Search code examples
authenticationgerrit

Cannot login after editing email addresses

I have Gerrit v3.0.0 running on my server, everything was working fine yesterday.

Here's my authentication method :

[auth]
    type = http
    emailFormat = {0}@domain.com

I'm not sure that this is the cause of my problem but I might have deleted my email address xxx@domain.com yesterday. Today when trying to log in to the UI again, I get a HTTP 403 error and logs/error_log said :

Cannot assign external ID "username:xxx" to account 1000003; external ID already in use.

So I went ahead and deleted external IDs for this account which was probably a mistake since I still got the HTTP 403 error and the following messages in logs/error_log :

[HTTP-71] WARN  com.google.gerrit.server.account.AccountManager : Email xxx@domain.com is already assigned to account 1000001; cannot create external ID gerrit:xxx with the same email for account 1000057.
[HTTP-71] ERROR com.google.gerrit.httpd.auth.container.HttpLoginServlet : Unable to authenticate user "xxx"
com.google.gerrit.server.account.AccountException: Email 'xxx@domain.com' in use by another account

So it seems as if Gerrit tries to create a new account instead of logging into mine.
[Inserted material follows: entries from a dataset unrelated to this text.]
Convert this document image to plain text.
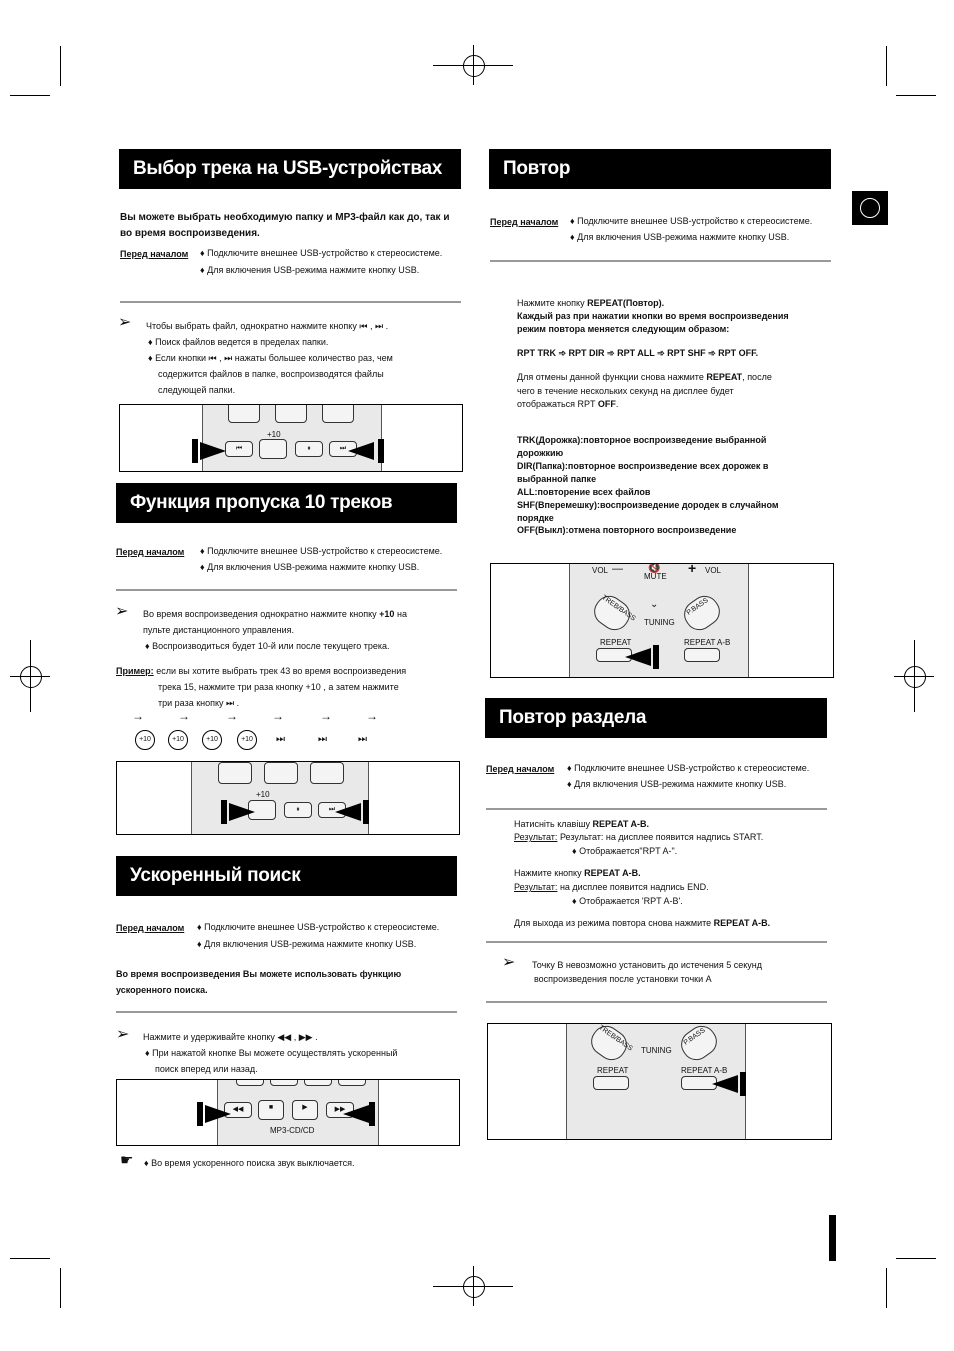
Выбор трека на USB-устройствах
Вы можете выбрать необходимую папку и MP3-файл как до, так и
во время воспроизведения.
Перед началом ♦ Подключите внешнее USB-устройство к стереосистеме.
♦ Для включения USB-режима нажмите кнопку USB.
➢ Чтобы выбрать файл, однократно нажмите кнопку ⏮ , ⏭ .
♦ Поиск файлов ведется в пределах папки.
♦ Если кнопки ⏮ , ⏭ нажаты большее количество раз, чем
содержится файлов в папке, воспроизводятся файлы
следующей папки.
+10
⏮	⏸	⏭
Функция пропуска 10 треков
Перед началом ♦ Подключите внешнее USB-устройство к стереосистеме.
♦ Для включения USB-режима нажмите кнопку USB.
➢ Во время воспроизведения однократно нажмите кнопку +10 на
пульте дистанционного управления.
♦ Воспроизводиться будет 10-й или после текущего трека.
Пример: если вы хотите выбрать трек 43 во время воспроизведения
трека 15, нажмите три раза кнопку +10 , а затем нажмите
три раза кнопку ⏭ .
→	→	→	→	→	→
+10	+10	+10	+10	⏭	⏭	⏭
+10
⏸	⏭
Ускоренный поиск
Перед началом ♦ Подключите внешнее USB-устройство к стереосистеме.
♦ Для включения USB-режима нажмите кнопку USB.
Во время воспроизведения Вы можете использовать функцию
ускоренного поиска.
➢ Нажмите и удерживайте кнопку ◀◀ , ▶▶ .
♦ При нажатой кнопке Вы можете осуществлять ускоренный
поиск вперед или назад.
◀◀	■	▶	▶▶
MP3-CD/CD
☛ ♦ Во время ускоренного поиска звук выключается.
Повтор
Перед началом ♦ Подключите внешнее USB-устройство к стереосистеме.
♦ Для включения USB-режима нажмите кнопку USB.
Нажмите кнопку REPEAT(Повтор).
Каждый раз при нажатии кнопки во время воспроизведения
режим повтора меняется следующим образом:
RPT TRK ➾ RPT DIR ➾ RPT ALL ➾ RPT SHF ➾ RPT OFF.
Для отмены данной функции снова нажмите REPEAT, после
чего в течение нескольких секунд на дисплее будет
отображаться RPT OFF.
TRK(Дорожка):повторное воспроизведение выбранной
дорожкию
DIR(Папка):повторное воспроизведение всех дорожек в
выбранной папке
ALL:повторение всех файлов
SHF(Вперемешку):воспроизведение дородек в случайном
порядке
OFF(Выкл):отмена повторного воспроизведение
VOL —	🔇
MUTE
+ VOL
TREB/BASS ⌄
TUNING
P.BASS
REPEAT	REPEAT A-B
Повтор раздела
Перед началом ♦ Подключите внешнее USB-устройство к стереосистеме.
♦ Для включения USB-режима нажмите кнопку USB.
Натисніть клавішу REPEAT A-B.
Результат: Результат: на дисплее появится надпись START.
♦ Отображается"RPT A-".
Нажмите кнопку REPEAT A-B.
Результат: на дисплее появится надпись END.
♦ Отображается 'RPT A-B'.
Для выхода из режима повтора снова нажмите REPEAT A-B.
➢ Точку B невозможно установить до истечения 5 секунд
воспроизведения после установки точки A
TREB/BASS TUNING
P.BASS
REPEAT	REPEAT A-B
Note that there is another user on the instance and he can still use Gerrit UI. I've searched some previous topics but no solutions seem to work.

Solution

  • So it appears I was on the right path after all.

    What I did :

    Cause of the bug

    I changed the email of my account, and then changed the preferred email. Gerrit doesn't seem to support that and messed up with the external-id's.

    Cause of the second bug

    I deleted the external-id for the account I couldn't log in to (Either use API endpoints https://gerrit-review.googlesource.com/Documentation/rest-api-accounts.html or fetch All-Users:refs/meta/external-id)

    But I deleted not only the mailto:<my_username>@<domain>.com external-id but also gerrit:<my_username>.

    After that, nothing I tried allowed me to log back in again.

    Resolution

    • I cloned external ids using git clone "ssh://<my_username>@<domain>.com:<port>/All-Users" && git fetch origin refs/meta/external-ids && git checkout FETCH_HEAD
    • I created a new external-id in All-Users:refs/meta/external-id with the following:
        [externalId "gerrit:<my_username>"]
        accountId = <my_account_id>
        email = <my_username>@<domain>.com

    Note: the name of this file is the SHA1 of gerrit:<my_username>.

    • I pushed my changes to Gerrit with git push origin HEAD:refs/meta/external-ids

    Note: You need to edit All-Users accesses in order to be allowed to push this.

    And it all worked again.

    Feel free to add anything to this, it might not be very thorough.